Seu rosto regressou ao normal, um pouco vermelho e inchado, por causa da conversa com o novo bruxo e não pelo que ouviu daqueles que se foram. Safira percebeu que sua própria cor havia retornado e que conseguia enxergar José.
— Você está bem? — O homem inquiriu, indo em direção à moça e botando as costas da mão na testa dela. — Está pálida.
— E-eu estou — declarou gaguejando, não conseguia maquiar o espanto pelo que havia visto e ouvido. — O que aconteceu aqui?
— Espere um pouco, você precisa se hidratar. — Ele afirmou indo à cozinha.
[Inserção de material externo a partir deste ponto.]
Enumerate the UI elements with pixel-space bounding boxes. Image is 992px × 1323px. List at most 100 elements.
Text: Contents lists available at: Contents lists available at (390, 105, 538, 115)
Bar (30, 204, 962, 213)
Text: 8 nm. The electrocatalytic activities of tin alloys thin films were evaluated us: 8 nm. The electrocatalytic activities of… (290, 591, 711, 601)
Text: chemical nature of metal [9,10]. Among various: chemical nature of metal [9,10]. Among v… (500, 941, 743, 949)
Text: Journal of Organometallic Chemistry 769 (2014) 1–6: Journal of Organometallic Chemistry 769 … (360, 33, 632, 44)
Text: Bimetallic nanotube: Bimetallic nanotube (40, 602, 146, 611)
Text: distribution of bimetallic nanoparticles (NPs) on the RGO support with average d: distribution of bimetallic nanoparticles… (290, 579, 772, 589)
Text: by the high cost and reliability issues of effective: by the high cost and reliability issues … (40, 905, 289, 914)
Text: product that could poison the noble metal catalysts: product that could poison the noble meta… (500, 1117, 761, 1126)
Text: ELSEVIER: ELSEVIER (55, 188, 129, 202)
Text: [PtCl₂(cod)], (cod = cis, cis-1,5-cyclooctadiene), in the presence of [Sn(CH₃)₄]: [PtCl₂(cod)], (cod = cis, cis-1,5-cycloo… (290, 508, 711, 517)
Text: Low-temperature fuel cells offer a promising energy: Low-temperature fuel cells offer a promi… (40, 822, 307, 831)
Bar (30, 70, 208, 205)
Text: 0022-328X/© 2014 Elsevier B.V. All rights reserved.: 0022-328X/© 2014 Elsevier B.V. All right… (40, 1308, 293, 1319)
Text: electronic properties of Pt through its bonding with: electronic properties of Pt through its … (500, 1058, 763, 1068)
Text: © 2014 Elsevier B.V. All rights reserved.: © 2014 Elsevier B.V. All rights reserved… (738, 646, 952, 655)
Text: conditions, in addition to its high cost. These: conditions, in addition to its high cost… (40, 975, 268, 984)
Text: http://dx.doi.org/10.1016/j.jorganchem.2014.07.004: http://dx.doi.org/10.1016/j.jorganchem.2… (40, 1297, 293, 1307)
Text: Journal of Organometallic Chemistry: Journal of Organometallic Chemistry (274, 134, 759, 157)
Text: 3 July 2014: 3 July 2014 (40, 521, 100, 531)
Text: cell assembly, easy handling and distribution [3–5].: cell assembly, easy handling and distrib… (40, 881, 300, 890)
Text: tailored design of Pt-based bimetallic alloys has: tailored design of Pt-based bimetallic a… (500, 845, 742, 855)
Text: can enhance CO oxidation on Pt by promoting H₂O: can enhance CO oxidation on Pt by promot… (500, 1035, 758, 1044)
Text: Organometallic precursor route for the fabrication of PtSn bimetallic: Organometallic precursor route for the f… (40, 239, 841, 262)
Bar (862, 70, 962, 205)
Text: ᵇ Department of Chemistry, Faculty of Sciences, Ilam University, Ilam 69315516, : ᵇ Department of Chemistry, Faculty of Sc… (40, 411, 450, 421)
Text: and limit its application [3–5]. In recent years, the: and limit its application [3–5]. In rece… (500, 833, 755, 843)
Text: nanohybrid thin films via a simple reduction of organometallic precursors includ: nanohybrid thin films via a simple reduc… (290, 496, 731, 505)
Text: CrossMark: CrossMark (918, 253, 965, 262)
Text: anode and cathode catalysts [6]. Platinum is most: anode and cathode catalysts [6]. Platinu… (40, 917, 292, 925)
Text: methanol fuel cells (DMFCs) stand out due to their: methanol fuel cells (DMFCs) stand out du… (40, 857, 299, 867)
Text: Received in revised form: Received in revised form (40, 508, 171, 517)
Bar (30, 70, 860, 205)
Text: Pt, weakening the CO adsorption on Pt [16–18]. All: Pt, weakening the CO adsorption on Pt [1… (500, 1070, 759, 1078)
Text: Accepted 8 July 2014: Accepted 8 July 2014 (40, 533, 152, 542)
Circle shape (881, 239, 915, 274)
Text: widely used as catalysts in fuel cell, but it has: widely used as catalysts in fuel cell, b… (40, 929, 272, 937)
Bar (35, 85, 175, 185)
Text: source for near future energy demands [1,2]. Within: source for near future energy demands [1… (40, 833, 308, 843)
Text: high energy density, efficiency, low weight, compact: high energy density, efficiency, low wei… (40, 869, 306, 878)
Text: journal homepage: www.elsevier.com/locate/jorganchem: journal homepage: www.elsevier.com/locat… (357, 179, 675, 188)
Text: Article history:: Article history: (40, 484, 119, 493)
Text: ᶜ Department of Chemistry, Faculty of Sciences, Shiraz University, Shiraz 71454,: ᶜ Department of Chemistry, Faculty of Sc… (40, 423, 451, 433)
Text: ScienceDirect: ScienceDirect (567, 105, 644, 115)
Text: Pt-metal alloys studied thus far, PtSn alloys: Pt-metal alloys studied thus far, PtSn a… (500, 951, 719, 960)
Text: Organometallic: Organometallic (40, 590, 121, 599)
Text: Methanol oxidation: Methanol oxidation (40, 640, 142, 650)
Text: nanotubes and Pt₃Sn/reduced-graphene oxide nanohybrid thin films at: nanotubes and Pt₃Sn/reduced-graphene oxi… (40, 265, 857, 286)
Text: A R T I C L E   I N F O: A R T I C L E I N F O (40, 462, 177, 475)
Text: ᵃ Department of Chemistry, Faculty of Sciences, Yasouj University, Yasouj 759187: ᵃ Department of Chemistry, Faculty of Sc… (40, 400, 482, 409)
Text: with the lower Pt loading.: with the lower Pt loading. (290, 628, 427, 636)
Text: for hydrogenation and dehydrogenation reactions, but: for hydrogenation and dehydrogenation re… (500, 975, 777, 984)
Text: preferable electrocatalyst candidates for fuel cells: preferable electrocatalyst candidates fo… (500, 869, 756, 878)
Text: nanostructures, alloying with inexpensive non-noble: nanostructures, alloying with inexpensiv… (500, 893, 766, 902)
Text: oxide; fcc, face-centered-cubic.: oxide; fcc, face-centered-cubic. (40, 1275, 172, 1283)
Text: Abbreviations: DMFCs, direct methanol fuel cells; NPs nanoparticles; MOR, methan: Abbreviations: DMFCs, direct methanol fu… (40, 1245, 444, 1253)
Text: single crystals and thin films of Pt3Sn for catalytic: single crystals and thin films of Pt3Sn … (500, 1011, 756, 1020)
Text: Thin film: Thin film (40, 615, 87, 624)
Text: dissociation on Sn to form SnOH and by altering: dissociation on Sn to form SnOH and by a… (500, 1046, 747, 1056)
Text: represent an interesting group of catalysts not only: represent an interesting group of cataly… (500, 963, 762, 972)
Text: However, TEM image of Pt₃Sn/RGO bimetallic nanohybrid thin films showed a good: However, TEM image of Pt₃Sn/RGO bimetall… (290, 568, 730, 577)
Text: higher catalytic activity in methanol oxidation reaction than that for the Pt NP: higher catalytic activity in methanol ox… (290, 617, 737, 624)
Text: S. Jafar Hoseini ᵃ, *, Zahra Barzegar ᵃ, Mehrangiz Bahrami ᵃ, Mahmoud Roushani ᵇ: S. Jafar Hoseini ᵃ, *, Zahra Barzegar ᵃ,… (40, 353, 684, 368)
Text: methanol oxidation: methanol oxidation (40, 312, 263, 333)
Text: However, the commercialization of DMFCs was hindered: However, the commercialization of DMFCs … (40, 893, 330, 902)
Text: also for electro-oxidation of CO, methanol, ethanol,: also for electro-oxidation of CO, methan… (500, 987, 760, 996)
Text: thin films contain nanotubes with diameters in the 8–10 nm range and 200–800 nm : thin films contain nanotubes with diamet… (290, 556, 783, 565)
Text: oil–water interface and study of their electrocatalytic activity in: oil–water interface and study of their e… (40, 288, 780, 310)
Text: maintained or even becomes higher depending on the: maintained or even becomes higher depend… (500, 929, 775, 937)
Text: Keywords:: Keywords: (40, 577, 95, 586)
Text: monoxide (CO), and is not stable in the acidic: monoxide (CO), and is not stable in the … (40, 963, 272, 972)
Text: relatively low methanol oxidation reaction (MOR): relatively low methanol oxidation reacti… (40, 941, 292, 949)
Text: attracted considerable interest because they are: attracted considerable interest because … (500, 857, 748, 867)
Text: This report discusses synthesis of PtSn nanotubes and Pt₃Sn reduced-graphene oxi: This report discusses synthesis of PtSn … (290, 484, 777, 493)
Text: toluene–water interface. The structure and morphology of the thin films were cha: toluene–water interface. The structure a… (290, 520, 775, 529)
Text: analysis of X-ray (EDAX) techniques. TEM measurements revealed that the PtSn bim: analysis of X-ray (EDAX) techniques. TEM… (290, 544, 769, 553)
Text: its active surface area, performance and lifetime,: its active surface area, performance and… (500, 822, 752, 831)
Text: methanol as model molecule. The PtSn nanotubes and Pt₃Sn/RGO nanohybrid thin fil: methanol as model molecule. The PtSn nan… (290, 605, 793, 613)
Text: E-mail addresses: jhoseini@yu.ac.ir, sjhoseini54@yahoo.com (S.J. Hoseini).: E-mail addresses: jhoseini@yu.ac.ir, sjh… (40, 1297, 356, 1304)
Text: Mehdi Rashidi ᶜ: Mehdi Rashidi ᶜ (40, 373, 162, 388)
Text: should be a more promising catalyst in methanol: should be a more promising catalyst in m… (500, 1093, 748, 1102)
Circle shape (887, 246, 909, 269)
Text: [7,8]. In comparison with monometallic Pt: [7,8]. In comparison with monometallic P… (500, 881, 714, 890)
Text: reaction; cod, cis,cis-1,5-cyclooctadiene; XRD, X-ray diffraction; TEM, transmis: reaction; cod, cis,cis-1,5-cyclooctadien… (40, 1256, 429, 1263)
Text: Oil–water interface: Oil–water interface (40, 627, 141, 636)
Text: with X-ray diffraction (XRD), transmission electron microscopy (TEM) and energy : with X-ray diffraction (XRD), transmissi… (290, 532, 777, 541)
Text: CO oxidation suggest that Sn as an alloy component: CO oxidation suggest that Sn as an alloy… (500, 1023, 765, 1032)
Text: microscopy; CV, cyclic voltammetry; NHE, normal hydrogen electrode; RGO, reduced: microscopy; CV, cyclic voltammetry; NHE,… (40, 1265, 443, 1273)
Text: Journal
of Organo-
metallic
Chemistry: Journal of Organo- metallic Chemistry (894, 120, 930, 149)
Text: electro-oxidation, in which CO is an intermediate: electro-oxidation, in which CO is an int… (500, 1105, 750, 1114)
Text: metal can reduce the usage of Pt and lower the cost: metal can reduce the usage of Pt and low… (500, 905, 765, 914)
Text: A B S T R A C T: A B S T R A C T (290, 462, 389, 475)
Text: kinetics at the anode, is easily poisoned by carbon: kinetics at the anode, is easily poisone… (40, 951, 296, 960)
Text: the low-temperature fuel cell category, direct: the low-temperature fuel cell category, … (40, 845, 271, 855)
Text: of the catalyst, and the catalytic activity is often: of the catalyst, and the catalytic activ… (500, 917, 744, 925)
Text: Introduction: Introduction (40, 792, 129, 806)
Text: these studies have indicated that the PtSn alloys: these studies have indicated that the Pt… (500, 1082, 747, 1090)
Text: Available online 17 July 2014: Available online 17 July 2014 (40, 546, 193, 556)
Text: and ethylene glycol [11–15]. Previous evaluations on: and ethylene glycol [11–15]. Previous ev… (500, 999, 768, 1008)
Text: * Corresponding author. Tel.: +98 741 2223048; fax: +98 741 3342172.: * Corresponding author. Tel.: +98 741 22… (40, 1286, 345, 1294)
Abriu a geladeira, pegou uma garrafa d'água, despejou o líquido em um copo que jazia em cima da mesa e levou-o para Safira. — Acalme-se um pouco.
— Tá bem... — Recebeu o copo com as duas mãos tremendo e bebeu tudo. — Estou melhor agora, pode falar...
Joseph não mais lhe dava atenção, pegando José no colo sem muita dificuldade aparente, o que botava em prova a sua capacidade física.
— Amanhã eu falo sobre isso, já está tarde — explicou já no pé da escada, carregando seu filho nos braços. — Você já foi alvo de muitas informações por hoje, deve descansar agora.
— Pelo visto, vou ter que esperar por amanhã mesmo... — concluiu revirando os olhos, levantando-se e seguindo o anfitrião da casa.
— Você pode dormir no meu quarto — ofereceu, quando já se viam no segundo andar, indicando a última entrada do corredor. — Vou deixar José na cama dele e voltar lá para baixo, fique à vontade.
— Obrigada, senhor, novamente — agradeceu voltando-se da porta para Joseph. — Boa noite.
— Por nada, mas não me chame de senhor, por favor. — Ele corrigiu sorrindo, virando para Safira. — Agora tenho que ir, porque esse menino é pesado. Bons sonhos.
Eles foram para os lugares designados naquela noite: Safira entrou no derradeiro cômodo e trancou a porta; José foi levado para seu quarto por seu pai e foi colocado cuidadosamente sobre a cama.
Eu ainda vou ser invencível... Tenho que descobrir como me transformar numa deusa. — A ganância da jovem podia se explicar no fato de temer seu passado e recear ainda mais um futuro semelhante. Precisava ser forte, necessitava do poder...
— Seu pai sentiria muito orgulho de você. — Sentado na cama ao lado de seu filho, Joseph declarou. — Assim como estou sentindo agora.
— Eu... amo... vocês. — José sussurrou assustando o homem desprevenido que o olhou atenciosamente e percebeu que ele falava enquanto dormia em um sono muito profundo.
— Eu também te amo, filho — devolveu sorrindo, aproximou-se do loiro e ofereceu-lhe um beijo na testa. — Bons sonhos.
Retirou-se do quarto, fechando a porta depois de sair, e seguiu para o andar de baixo. Ficou no meio da sala e, com um aceno de sua mão em direção à parede embaixo da escada, fez surgir uma porta da cor ciana. Abriu-a e passou pela mesma. Ela dava numa escada que descia para um porão, por isso lá dentro jazia a escuridão. Depois que atravessou a passagem, essa se fechou e desapareceu por completo, sem deixar vestígios.